Tropical Island Escape

October 22, 2010

I’ve been toying around with an idea for a simple adventure game where the goal is to escape from a tropical island you’ve washed up on. I think it’s best to summarise the gameflow with the following two diagrams. (You can click on them to see them enlarged)


Yes, I wanted it to be an easy game as far as adventure games go, things that an ordinary person might guess (I do wonder about veteran adventure game reviewers who claim an adventure game was too easy in the review, will the people who don’t review adventure games for a living/hobby find it so easy, hmm?)

In theory I could add information on camera positions to the world layout map, but I’m not ready to say for certain if that layout will work at this point (have to start blocking/roughing it out in Torque before I know for sure).

I’m a little bit iffy on the number of items found in the ship wreck, but I decided to omit the tedium of forcing the player to create his own makeshift compass and/or axe, though those are possibilities if I chose to add difficulty to the game.

I considered assigning values to each action within the game that correspond to how much time it takes for an action, so that even moving from one scene to another would advance time in the gameworld. I decided instead to elect two tasks as things that would require a long time to do (Repairing the sail and chopping down some trees) because it would be easier to implement & less likely to invoke bugs and/or fail states that make the game harder (Remember I’m going for an easy game). As such, when you’re about to do the two things that would take a whole day to achieve, the player character first requires food (Berries or Meat) & Drink (Fresh Water) so that they have supplies to keep up their strength after a long day of work and a nights sleep.

You can chop down the front row of trees anywhere between the two vantage points to create the pile of logs that you make the raft from.
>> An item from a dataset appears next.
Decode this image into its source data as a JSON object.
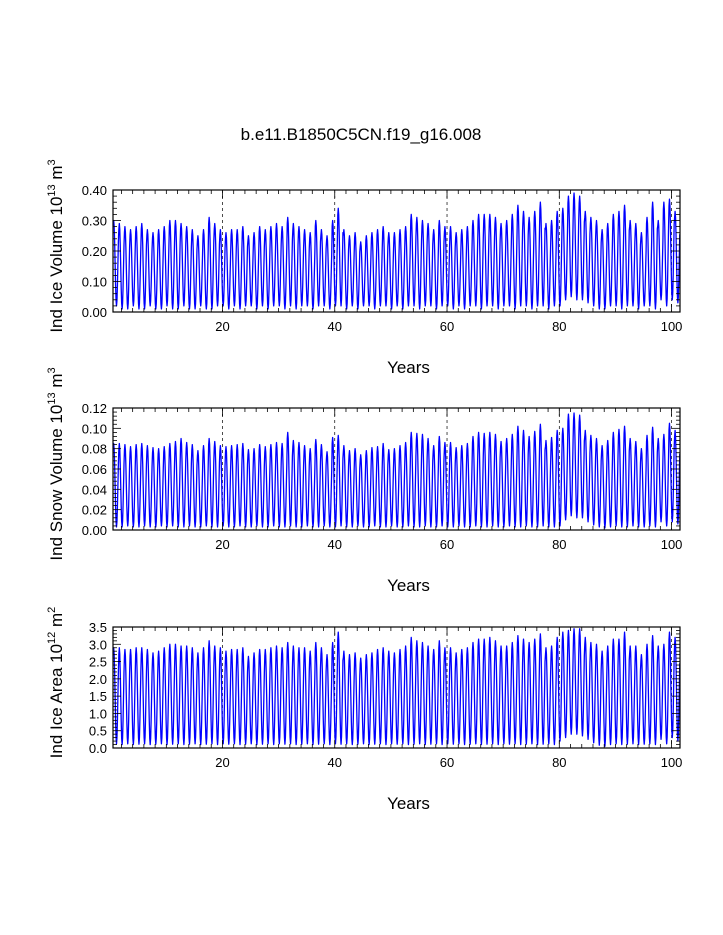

Also, for believeability, I decided that the player character wouldn’t carry around entire tree trunks in his inventory and would instead stockpile them near the water.

I was going to put the cave on the coast, but a tide coming in could make living in a cave very dangerous so I swapped the position of vine & cave around. Not that I’m modelling tidal currents in the game, just as something that otherwise wouldn’t quite make sense.

Blue sky thinking here: In theory you could completely change the game and make it more about survival. Maybe the player character gets injured and needs to get herbs to heal the wound. There’s building a proper house. Doing stuff to keep your character from going insane.


3 Responses to “Tropical Island Escape”

  1. […] This post was mentioned on Twitter by Caroline, Robert Farr. Robert Farr said: Shock horror, some actual productivity. Should I kill it with fire? […]

  2. Richard Says:

    I like the grid overlay, I’m trying to implement a hex grid system myself in torque 3d. When you said you created a “simgroup” I assume this is just a separate directory containing the HexGrid.cs file you coded. Which directory does this file go in? There are so many different directories with cs files for a project that I have no idea where it’s supposed to go. Also, where does the exec(…HexMap); command go (in what file and where) in order to execute the hexMap file from the simgroup?